Extending a set of vectors to a basis by picking from a given basis

Question

I have a linear independent set ${\cal K}=\{v_1,\dots,v_{k-d}\}\subset\mathbb{R}^k$. I'd like to find $\cal W=\{w_1,\dots,w_d\}$ such that $\cal K\cup W$ is a basis for $\mathbb{R}^k$. To do this, put any basis $B=\{B_1,\dots,B_k\}$. Note that $A=[K\quad B]$ has rank $k$, where $K$ and $B$ is the matrix with columns from $K$ and $B$, respectively. I am sure that, by elementary columns operation, we can get a matrix $A^\prime=[K\quad C\quad 0]$ where $C$ has rank $d$. But, how can I prove it mathematically. Thanks in advance

Answer 1

$\DeclareMathOperator\span{span} \newcommand\R{\mathbb R} $Since $\span B=\R^k$ and $\span\mathcal K \nsubseteq \R^k$ there is a $w_1\in B$ such that $w_1\notin\span\mathcal K$. Then $\mathcal K\cup\{w_1\}$ is linearly independent and spans a subspace of dimension $(k-d+1)$. Iterate this procedure $d$ times to obtain a basis of $\mathbb R^k$ of the form $\mathcal K\cup\mathcal W$.
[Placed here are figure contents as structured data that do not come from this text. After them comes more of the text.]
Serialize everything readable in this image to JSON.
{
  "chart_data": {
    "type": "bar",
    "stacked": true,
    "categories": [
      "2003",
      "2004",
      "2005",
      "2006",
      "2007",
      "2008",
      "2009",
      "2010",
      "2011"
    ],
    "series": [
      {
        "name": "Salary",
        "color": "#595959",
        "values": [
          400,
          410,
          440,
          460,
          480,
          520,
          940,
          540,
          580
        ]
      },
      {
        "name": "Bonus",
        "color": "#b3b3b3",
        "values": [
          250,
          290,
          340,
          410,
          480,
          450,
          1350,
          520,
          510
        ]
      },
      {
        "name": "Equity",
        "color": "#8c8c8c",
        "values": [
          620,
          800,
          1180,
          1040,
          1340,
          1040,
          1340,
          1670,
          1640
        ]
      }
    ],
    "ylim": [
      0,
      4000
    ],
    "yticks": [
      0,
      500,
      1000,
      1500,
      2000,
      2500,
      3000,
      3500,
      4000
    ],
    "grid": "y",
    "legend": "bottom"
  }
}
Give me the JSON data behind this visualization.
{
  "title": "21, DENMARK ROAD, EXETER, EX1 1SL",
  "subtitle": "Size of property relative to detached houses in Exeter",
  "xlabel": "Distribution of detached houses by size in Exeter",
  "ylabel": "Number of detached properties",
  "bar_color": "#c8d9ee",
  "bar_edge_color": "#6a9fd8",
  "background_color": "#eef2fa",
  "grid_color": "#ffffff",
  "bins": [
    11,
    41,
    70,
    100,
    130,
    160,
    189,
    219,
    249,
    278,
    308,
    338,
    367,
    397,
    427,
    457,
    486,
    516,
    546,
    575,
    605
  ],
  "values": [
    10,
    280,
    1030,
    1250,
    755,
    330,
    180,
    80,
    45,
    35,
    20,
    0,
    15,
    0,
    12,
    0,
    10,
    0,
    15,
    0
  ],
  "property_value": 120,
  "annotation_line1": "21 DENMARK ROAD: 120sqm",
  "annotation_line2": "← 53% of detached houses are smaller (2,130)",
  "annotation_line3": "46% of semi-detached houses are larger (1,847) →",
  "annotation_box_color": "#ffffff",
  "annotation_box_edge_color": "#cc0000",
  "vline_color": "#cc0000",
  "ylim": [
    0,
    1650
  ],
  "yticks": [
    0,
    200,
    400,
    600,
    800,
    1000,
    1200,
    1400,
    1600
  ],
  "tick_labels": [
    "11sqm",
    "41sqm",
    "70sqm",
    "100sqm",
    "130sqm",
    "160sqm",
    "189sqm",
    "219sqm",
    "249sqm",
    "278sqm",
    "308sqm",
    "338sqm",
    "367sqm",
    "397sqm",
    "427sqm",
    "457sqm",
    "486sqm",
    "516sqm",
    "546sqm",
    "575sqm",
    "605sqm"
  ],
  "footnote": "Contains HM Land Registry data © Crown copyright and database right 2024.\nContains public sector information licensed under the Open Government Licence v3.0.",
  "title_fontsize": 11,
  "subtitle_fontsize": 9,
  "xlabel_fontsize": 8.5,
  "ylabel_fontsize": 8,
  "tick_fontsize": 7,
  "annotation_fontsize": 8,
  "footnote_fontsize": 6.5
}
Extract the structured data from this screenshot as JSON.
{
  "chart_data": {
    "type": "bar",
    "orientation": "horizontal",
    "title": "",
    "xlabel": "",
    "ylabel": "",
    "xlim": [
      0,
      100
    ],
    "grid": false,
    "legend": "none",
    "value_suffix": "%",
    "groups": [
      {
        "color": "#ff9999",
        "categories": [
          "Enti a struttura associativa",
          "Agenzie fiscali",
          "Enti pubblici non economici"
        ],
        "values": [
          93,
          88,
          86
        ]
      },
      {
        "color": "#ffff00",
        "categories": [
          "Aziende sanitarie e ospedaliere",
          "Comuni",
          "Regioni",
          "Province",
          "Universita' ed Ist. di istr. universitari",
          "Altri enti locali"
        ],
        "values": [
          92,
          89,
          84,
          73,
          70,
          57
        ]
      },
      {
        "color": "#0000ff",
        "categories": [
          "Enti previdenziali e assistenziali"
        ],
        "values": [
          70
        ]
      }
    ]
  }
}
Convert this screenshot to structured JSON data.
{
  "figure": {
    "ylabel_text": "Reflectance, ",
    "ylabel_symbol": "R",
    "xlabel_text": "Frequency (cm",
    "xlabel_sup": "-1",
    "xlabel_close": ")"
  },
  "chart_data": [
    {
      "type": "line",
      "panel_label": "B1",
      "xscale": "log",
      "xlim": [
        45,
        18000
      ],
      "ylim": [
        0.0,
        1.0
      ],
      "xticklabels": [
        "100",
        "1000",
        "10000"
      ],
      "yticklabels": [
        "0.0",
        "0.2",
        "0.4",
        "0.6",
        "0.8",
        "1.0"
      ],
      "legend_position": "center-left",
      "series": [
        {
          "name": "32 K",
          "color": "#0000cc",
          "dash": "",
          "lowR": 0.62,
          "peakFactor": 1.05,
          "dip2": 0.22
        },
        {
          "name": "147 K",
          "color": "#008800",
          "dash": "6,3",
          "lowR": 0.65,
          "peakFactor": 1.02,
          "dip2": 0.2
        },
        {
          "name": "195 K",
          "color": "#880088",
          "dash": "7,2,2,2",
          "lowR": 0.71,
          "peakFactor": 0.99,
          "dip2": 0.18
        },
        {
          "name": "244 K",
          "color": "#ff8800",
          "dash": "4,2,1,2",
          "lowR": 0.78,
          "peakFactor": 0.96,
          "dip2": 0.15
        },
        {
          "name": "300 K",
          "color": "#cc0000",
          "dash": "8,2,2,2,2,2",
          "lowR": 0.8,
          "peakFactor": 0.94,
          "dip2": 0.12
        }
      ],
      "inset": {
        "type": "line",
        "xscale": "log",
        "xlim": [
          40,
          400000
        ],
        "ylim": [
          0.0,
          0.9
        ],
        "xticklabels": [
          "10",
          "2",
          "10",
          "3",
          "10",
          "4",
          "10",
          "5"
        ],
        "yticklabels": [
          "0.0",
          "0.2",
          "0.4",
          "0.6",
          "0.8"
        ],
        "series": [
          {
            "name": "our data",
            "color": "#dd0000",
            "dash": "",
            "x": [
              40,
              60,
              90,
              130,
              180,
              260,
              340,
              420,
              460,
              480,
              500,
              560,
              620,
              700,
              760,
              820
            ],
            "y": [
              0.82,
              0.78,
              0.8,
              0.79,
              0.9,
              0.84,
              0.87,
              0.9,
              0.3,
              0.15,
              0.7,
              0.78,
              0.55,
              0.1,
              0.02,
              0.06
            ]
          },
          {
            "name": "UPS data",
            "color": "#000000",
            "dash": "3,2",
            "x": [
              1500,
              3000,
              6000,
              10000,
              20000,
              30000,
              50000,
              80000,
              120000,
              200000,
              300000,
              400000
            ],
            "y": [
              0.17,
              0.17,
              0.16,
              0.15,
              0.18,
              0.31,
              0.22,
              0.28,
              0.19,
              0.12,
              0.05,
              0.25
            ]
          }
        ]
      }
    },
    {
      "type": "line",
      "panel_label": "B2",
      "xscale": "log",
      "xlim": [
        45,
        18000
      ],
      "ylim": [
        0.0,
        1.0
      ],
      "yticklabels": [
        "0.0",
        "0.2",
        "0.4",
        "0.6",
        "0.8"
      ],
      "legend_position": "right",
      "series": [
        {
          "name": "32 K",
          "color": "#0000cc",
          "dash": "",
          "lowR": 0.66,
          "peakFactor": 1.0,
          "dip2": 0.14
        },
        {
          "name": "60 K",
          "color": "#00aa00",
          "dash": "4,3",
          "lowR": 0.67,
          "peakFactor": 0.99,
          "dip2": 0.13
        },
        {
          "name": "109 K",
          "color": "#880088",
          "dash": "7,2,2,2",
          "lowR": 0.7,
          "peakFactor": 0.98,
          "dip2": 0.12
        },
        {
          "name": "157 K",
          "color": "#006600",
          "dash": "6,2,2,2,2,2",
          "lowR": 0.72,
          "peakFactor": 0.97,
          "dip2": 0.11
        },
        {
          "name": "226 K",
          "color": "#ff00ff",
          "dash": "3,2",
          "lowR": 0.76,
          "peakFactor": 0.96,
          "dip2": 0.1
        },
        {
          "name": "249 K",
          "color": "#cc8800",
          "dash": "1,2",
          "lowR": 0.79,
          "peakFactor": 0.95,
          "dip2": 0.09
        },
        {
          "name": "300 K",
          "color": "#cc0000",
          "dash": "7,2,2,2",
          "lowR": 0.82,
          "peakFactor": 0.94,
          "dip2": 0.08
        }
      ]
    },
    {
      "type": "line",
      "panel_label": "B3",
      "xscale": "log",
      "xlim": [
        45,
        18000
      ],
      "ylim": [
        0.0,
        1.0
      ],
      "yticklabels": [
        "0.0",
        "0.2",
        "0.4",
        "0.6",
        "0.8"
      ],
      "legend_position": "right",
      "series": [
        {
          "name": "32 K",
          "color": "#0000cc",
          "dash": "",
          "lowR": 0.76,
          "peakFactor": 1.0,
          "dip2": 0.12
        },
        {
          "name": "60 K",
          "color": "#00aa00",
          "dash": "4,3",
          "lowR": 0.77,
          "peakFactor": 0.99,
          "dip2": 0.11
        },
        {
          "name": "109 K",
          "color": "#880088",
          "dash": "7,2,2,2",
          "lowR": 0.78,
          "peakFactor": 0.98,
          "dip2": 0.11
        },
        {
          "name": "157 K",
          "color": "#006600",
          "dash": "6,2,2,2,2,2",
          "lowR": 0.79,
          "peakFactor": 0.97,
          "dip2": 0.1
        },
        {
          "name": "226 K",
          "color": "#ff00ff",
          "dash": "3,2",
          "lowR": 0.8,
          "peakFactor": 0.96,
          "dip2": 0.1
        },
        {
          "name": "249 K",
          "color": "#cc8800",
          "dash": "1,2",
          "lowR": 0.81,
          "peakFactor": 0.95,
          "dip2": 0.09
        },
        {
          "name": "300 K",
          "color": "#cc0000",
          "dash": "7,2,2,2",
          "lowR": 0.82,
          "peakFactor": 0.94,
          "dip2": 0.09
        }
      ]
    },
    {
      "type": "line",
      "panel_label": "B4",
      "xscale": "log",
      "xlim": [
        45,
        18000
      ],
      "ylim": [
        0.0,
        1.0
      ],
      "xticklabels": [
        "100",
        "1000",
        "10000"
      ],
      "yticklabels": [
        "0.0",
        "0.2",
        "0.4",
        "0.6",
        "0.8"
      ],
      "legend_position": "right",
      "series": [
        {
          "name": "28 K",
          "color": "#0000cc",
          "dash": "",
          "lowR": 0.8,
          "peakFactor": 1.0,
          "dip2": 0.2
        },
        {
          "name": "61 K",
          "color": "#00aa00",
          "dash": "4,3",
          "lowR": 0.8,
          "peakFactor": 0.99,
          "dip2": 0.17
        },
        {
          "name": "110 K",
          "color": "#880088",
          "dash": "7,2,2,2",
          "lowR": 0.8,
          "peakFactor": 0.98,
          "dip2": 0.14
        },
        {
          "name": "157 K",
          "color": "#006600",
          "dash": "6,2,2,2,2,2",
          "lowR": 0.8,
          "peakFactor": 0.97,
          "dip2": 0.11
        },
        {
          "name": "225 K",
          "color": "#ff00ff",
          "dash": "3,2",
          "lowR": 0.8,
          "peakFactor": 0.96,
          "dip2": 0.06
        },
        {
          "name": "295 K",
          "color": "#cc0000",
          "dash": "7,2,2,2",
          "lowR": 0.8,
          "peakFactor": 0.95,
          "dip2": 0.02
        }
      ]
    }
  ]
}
To do this start as you suggested with the matrix $$(\ K\ |\ B\ )$$ and do row operations to obtain $$ \left( \matrix{E_{k-d}\\0} \ \Bigg|\ B'\right). $$

Now you see immediatly which column of $B'$ is not the span of $K'=\pmatrix{E_{k-d}\\0}$, the same column of $B$ (namely $w_1$) is not in the span of $\mathcal K$. Without loss of generality this is the first column of $B'$ (otherwise swap columns) so you can again perform row operations to obtain $$ \left( \matrix{E_{k-d+1}\\0} \ \Bigg|\ B''\right), $$ where you can now find a column of $B''$ not in the span of $K''=\pmatrix{E_{k-d+1}\\0}$. The corresponding column $w_2$ of $B$ is not in the span of $\mathcal K \cup \{w_1\}$. Proceed until you reach $E_k$.

To summarize, reduce $(\ K\ |\ B\ )$ to $(\ E_k\ | *\ )$ by only performing row operations and swapping columns right from $K$, keep track of column numbers to read of your basis in the end.

You can do the same procedure a little faster by just getting to upper triangular matrices instead of $E_i$ in each step, since this is enough to read of what is in the span and what isn't.